Oggi Lucia scrive lettere e biglietti. Appunti di vita in ordine sparso per ringraziare, consigliare, riflettere. Li fa leggere al primario che la fa ridere prendendola un po’ in giro, alla dottoressa che controlla i progressi della sua pelle, qualche volta ai suoi genitori, al fratello o agli amici più stretti. «Ho sperato e sopportato i dolori più intensi e le notti più buie» scrive in una di quelle lettere. «L’ho fatto per tornare alla vita. E in parte ci sono riuscita, ma la strada è ancora lunga. Sono grata a tutte le persone che ho incontrato, a chi ha avuto un pensiero per me, per aver reso incredibile il mio viaggio di ritorno… ogni giorno è un po’ più facile di quello precedente».
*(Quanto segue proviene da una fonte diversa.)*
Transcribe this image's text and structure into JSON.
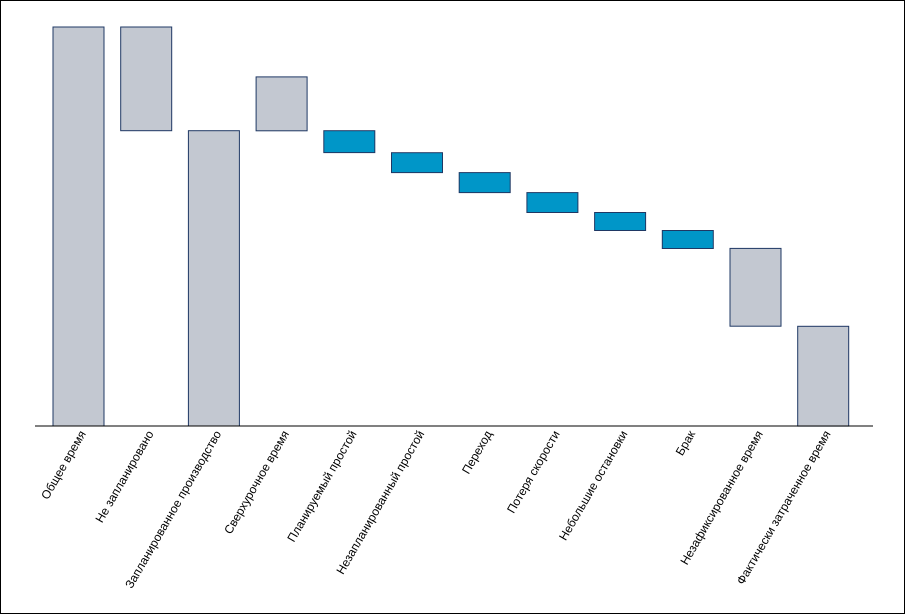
{
  "chart_data": {
    "type": "bar",
    "subtype": "waterfall",
    "categories": [
      "Общее время",
      "Не запланировано",
      "Запланированное производство",
      "Сверхурочное время",
      "Планируемый простой",
      "Незапланированный простой",
      "Переход",
      "Потеря скорости",
      "Небольшие остановки",
      "Брак",
      "Незафиксированное время",
      "Фактически затраченное время"
    ],
    "bars": [
      {
        "start": 0,
        "end": 100,
        "kind": "total"
      },
      {
        "start": 74,
        "end": 100,
        "kind": "total"
      },
      {
        "start": 0,
        "end": 74,
        "kind": "total"
      },
      {
        "start": 74,
        "end": 87.5,
        "kind": "total"
      },
      {
        "start": 68.5,
        "end": 74,
        "kind": "loss"
      },
      {
        "start": 63.5,
        "end": 68.5,
        "kind": "loss"
      },
      {
        "start": 58.5,
        "end": 63.5,
        "kind": "loss"
      },
      {
        "start": 53.5,
        "end": 58.5,
        "kind": "loss"
      },
      {
        "start": 49,
        "end": 53.5,
        "kind": "loss"
      },
      {
        "start": 44.5,
        "end": 49,
        "kind": "loss"
      },
      {
        "start": 25,
        "end": 44.5,
        "kind": "total"
      },
      {
        "start": 0,
        "end": 25,
        "kind": "total"
      }
    ],
    "ylim": [
      0,
      100
    ],
    "grid": false,
    "legend": "none",
    "colors": {
      "total_fill": "#c3c8d1",
      "loss_fill": "#0096c8",
      "bar_stroke": "#1f3864",
      "axis": "#000000"
    }
  }
}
Il 18 settembre è dietro l’angolo. «Voglio celebrare la vita, l’amore e l’amicizia». I 36 anni della Lucia che è stata e l’anno zero della Lucia che verrà. E pazienza se per strada qualche volta si sentirà spiata dagli sguardi della gente. «Io sono così, prendere o lasciare». Sfregiata, sì. Ma la deformità è nella testa di chi ha voluto tutto questo.